Crush Injuries and Natural Disasters
Rhabdomyolysis from crush injuries, sometimes called crush syndrome, is a well-known consequence of earthquakes and building collapses. Among earthquake victims overall, the incidence of crush syndrome runs between 2% and 5%. Among those who specifically develop post-traumatic rhabdomyolysis, 30% to 50% progress to the full syndrome. One study of earthquake survivors found crush syndrome in about 21% of all victims. These numbers are relevant mainly for disaster medicine, but they show how dramatically context shapes the risk.
When It Keeps Coming Back
Most people who develop rhabdomyolysis have a clear, one-time trigger: a brutal workout, a medication reaction, a traumatic injury. But some people experience it repeatedly without an obvious external cause.

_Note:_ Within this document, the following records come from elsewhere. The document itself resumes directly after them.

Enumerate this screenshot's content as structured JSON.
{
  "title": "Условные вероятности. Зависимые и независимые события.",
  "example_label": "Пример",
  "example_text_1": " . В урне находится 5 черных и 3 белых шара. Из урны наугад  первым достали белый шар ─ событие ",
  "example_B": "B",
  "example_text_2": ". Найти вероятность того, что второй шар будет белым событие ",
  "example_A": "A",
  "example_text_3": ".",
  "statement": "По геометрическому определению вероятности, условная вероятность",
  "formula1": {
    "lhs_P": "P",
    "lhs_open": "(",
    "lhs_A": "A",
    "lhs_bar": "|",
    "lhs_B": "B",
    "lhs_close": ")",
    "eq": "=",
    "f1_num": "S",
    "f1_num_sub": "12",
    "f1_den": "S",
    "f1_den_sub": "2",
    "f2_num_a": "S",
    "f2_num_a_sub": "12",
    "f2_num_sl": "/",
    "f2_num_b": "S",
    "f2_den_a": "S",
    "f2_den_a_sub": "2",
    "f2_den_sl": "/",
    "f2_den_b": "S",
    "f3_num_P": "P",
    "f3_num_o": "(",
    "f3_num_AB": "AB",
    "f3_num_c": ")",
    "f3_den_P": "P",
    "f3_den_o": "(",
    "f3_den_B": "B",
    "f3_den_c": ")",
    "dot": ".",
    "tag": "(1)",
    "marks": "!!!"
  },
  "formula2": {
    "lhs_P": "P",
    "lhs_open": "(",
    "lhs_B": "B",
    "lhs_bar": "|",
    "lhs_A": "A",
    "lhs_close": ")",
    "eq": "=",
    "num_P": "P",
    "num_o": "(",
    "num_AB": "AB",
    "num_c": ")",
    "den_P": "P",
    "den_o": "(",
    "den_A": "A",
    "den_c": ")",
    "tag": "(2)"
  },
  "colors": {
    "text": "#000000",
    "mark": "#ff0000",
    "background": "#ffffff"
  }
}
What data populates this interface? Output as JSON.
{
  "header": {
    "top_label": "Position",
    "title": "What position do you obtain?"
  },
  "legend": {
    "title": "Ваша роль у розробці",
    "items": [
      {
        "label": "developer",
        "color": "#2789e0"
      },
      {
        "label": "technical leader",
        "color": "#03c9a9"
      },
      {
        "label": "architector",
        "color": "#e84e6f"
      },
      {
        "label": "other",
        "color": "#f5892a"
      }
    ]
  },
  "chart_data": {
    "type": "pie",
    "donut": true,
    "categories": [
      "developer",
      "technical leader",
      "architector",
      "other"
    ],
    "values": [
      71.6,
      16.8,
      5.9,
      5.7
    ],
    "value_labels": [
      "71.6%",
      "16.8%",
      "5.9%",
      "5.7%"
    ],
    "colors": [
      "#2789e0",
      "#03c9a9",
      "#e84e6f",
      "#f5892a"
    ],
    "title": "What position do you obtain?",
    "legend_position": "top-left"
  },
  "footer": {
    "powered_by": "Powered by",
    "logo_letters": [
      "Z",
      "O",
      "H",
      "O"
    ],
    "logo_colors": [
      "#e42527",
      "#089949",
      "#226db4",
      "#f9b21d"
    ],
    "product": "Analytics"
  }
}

Recurrent episodes raise the possibility of an underlying inherited metabolic condition, a genetic issue with how the body processes energy during physical stress.
One study from a metabolic disease center found that about 8.8% of patients referred for rhabdomyolysis evaluation turned out to have an inherited metabolic disorder. These patients were more likely to have developmental delays, intellectual disability, and significantly higher levels of the muscle enzyme that signals tissue damage. Family history matters here: among those with a confirmed metabolic condition, 55% were born to closely related parents, suggesting a strong genetic component. If you or your child has had more than one unexplained episode, metabolic testing is worth pursuing.
How Serious It Can Be
Rhabdomyolysis ranges from mild cases caught early with hydration to life-threatening emergencies. The primary danger is kidney damage. When large amounts of muscle protein flood the bloodstream, the kidneys struggle to filter it out, and the protein itself is toxic to kidney cells.
For patients who end up hospitalized, the stakes are real. One study of older adults with rhabdomyolysis found a 30-day in-hospital mortality rate of 10.5%, consistent with other research reporting mortality between 10% and 14%. Older patients and those with pre-existing kidney problems or multiple medical conditions face the highest risk. For younger, otherwise healthy patients who get treated early with aggressive fluid replacement, outcomes are generally much better. The key variable is how quickly the condition is recognized and how much muscle tissue has broken down by the time treatment begins.
Recognizing the Warning Signs
The classic triad is muscle pain, weakness, and dark brown or cola-colored urine. The urine color comes from muscle protein being filtered through the kidneys. Not everyone gets all three symptoms, and mild cases may present only as unusual muscle soreness that seems disproportionate to the activity. Swelling in the affected muscles is also common. Doctors confirm the diagnosis by measuring a muscle enzyme called creatine kinase (CK) in the blood. Normal levels range from about 100 to 400 units per liter. A reading five times the upper limit of normal, roughly 1,000 units per liter or higher, generally confirms rhabdomyolysis. In severe cases, CK can climb into the tens or even hundreds of thousands.
If you notice dark urine and significant muscle pain after intense exercise, a fall, prolonged immobility, or starting a new medication, those symptoms together warrant prompt medical attention. Early treatment with IV fluids is straightforward and highly effective at preventing kidney damage.